Dean Prezky owned three properties to the west of Joanna’s property, totalling about one hundred and thirty acres. He was a strapping young man in his mid-thirties with dark black hair, powerful chest and arms and a deep tan from the days he spent working outdoors as a carpenter. He had built a rustic house, complete with solar panels that powered his property for ten months and in the two coldest months he used a diesel generator. A water well had provided fresh drinking water since 1920 but Dean also installed two ten-thousand-litre water tanks that caught rain for use in the house, allowing him to use the well as a reserve. There were five dams on the properties and Dean and the kids used one as a swimming hole. Like Joanna, he too had bought rich black soil - but in far greater quantities - and had used it to build a large fruit and vegetable garden to make his family self-sufficient. He craved privacy and his goal was to buy the adjoining properties until he owned around five hundred acres, which he reasoned would finally put enough space between him and the outside world.
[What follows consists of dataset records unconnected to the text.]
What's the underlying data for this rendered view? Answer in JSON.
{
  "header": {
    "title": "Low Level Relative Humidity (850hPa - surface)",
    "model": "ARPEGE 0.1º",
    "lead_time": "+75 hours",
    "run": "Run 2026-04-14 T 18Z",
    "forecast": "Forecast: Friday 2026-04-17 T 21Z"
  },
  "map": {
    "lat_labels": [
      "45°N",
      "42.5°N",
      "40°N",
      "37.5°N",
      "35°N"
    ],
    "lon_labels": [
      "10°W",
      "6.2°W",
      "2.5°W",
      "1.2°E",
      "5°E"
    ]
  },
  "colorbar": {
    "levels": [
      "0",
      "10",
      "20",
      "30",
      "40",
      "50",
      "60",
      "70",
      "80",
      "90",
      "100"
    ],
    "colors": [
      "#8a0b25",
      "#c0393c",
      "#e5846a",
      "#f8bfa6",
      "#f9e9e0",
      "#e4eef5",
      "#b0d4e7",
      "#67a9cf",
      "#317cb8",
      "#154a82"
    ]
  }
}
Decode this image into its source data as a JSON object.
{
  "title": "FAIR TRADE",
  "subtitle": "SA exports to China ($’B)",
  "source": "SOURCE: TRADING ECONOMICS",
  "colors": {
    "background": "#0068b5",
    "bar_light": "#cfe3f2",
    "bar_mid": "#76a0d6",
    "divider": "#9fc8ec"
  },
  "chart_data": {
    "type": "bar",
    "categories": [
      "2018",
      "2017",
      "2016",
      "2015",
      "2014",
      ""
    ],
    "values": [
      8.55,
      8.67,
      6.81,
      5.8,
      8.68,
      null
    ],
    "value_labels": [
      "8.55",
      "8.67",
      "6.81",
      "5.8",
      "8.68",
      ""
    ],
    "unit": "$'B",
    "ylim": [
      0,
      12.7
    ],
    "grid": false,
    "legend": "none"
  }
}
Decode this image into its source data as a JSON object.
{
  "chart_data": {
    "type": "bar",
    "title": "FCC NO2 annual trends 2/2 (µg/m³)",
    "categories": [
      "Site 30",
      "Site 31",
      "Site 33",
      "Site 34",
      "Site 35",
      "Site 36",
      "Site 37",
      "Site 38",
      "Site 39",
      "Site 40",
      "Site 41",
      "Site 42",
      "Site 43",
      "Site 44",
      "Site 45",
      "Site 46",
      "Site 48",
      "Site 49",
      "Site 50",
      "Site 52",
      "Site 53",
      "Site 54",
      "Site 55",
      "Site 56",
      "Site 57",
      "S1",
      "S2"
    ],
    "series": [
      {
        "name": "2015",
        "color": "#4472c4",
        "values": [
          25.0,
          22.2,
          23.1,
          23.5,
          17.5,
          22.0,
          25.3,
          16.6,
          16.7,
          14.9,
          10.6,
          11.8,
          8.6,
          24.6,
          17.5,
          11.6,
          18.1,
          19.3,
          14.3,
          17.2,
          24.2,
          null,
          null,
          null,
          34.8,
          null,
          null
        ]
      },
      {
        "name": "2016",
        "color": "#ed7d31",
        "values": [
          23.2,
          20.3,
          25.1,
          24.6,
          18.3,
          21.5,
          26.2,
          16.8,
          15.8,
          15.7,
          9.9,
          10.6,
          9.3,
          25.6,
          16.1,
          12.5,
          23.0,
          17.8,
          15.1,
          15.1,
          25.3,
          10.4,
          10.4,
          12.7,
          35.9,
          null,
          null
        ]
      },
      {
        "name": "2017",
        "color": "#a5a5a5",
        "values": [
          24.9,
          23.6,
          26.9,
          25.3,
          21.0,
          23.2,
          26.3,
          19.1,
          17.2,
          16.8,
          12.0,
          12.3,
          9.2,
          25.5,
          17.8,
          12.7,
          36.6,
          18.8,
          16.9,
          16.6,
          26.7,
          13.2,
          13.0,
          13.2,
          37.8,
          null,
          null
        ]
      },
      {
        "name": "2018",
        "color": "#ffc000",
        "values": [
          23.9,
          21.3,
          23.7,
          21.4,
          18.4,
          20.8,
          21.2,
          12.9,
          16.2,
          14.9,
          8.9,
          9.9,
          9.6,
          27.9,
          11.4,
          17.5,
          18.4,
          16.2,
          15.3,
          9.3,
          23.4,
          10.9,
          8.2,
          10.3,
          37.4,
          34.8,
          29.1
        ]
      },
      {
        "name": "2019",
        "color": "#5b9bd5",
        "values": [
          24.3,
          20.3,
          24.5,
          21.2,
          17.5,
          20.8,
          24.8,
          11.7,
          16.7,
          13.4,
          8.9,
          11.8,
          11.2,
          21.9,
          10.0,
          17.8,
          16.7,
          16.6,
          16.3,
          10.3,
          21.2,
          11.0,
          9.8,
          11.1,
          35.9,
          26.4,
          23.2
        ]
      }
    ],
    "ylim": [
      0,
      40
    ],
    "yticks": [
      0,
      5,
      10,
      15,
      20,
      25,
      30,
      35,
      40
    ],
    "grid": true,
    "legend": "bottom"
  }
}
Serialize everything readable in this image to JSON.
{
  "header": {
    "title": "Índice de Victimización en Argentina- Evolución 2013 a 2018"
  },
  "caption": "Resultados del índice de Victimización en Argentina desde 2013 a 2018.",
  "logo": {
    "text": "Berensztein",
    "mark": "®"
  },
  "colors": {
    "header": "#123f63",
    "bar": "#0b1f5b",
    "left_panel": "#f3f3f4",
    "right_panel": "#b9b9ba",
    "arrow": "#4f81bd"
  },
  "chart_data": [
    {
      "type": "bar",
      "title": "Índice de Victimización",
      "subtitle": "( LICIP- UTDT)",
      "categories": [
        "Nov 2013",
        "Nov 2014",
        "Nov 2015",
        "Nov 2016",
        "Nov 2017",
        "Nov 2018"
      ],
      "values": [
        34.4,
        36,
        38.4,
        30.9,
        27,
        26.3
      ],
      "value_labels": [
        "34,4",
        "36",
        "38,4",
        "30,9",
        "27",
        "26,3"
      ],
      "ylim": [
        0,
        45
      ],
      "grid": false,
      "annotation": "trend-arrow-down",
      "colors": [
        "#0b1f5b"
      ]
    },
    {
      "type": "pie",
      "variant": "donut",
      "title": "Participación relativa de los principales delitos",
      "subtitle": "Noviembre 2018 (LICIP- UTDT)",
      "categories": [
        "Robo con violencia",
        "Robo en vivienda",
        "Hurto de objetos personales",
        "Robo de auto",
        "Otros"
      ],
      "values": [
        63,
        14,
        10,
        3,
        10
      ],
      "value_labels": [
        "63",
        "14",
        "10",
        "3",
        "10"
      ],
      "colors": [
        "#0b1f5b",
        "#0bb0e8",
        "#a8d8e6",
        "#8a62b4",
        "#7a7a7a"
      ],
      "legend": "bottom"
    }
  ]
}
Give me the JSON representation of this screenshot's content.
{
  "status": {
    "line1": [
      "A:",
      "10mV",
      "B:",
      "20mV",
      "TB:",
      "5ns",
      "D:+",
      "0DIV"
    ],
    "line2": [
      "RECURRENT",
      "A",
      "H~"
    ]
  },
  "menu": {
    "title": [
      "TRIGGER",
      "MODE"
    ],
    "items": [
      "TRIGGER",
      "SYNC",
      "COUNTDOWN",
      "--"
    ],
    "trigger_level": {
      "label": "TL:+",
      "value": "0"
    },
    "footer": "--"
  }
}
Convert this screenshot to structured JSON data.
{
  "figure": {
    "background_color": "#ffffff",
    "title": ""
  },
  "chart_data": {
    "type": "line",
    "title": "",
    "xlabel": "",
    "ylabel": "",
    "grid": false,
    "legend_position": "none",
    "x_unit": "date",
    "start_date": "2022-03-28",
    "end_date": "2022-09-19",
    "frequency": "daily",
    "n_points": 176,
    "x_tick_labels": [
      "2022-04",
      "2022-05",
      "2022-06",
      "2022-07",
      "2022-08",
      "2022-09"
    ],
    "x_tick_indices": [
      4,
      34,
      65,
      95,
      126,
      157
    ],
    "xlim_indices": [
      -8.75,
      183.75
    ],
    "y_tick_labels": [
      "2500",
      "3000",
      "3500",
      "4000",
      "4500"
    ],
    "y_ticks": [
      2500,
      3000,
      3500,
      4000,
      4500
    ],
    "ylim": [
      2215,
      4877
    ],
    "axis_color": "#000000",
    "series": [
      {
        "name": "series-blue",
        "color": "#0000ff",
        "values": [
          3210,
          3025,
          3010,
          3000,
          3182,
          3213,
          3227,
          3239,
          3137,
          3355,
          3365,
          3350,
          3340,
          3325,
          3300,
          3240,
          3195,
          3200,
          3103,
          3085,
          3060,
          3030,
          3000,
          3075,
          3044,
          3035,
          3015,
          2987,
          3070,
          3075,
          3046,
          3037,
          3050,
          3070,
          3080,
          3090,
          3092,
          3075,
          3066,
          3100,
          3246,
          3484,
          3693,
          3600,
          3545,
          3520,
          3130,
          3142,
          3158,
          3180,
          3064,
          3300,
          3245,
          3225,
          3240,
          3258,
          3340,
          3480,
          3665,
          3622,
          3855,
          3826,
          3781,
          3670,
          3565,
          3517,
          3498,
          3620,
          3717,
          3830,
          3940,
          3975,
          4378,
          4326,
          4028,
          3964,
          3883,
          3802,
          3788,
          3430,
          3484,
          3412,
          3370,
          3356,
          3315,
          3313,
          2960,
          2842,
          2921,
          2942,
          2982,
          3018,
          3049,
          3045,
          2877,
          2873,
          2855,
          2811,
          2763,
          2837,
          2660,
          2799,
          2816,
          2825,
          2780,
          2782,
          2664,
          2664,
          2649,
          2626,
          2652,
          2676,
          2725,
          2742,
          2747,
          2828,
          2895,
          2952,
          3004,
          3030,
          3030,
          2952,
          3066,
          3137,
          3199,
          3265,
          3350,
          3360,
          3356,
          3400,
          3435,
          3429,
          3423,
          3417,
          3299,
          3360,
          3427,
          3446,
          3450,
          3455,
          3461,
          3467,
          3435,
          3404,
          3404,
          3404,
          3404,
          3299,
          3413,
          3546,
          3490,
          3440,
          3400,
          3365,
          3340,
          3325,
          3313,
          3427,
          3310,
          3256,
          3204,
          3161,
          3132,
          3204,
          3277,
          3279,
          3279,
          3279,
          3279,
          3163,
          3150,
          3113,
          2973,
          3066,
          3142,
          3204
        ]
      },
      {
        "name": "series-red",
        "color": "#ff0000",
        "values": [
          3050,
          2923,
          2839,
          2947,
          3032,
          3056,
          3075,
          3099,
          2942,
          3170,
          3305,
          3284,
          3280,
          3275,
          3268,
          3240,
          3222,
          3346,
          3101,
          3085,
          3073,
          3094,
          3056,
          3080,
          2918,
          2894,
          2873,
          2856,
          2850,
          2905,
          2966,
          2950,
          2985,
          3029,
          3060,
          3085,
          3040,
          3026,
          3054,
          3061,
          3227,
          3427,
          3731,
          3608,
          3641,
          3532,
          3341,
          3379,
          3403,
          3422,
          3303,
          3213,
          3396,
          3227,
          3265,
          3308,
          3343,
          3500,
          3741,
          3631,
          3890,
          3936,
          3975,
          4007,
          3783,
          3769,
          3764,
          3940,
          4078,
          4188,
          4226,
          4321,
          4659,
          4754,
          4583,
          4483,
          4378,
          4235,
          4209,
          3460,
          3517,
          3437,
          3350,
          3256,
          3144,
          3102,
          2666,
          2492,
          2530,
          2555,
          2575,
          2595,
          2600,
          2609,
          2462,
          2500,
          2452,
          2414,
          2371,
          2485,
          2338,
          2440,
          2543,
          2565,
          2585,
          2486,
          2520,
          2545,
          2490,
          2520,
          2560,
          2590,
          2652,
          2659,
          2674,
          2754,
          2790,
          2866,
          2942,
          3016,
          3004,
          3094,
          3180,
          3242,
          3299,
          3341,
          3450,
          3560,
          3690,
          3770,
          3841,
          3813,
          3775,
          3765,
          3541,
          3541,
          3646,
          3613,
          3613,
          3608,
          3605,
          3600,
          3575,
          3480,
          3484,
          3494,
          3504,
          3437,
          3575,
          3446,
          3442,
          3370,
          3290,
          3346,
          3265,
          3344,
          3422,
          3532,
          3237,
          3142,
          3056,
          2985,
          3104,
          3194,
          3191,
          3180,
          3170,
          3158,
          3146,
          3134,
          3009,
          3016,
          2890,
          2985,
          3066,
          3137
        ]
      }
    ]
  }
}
When Dean complained to Frank Beck about the bright lights on the well-pads on Joanna’s property, he was met with profuse apologies and assurances that they would be repositioned so as not to shine into the windows of his house. Dean wasn’t someone to stand in the way of progress and during the conversation with Beck he agreed to let Filliburton access his properties during the day to transfer materials and speed up the completion of work. He’d heard stories about how the gas wells would change life in the valley for the worse but he had ignored them, guessing that it was just the whining of a few millionaires trying to shield their hobby vineyards and horse studs. He had little sympathy for the Fisher Valley Protective Alliance and believed that the gas companies might one day provide his children with jobs.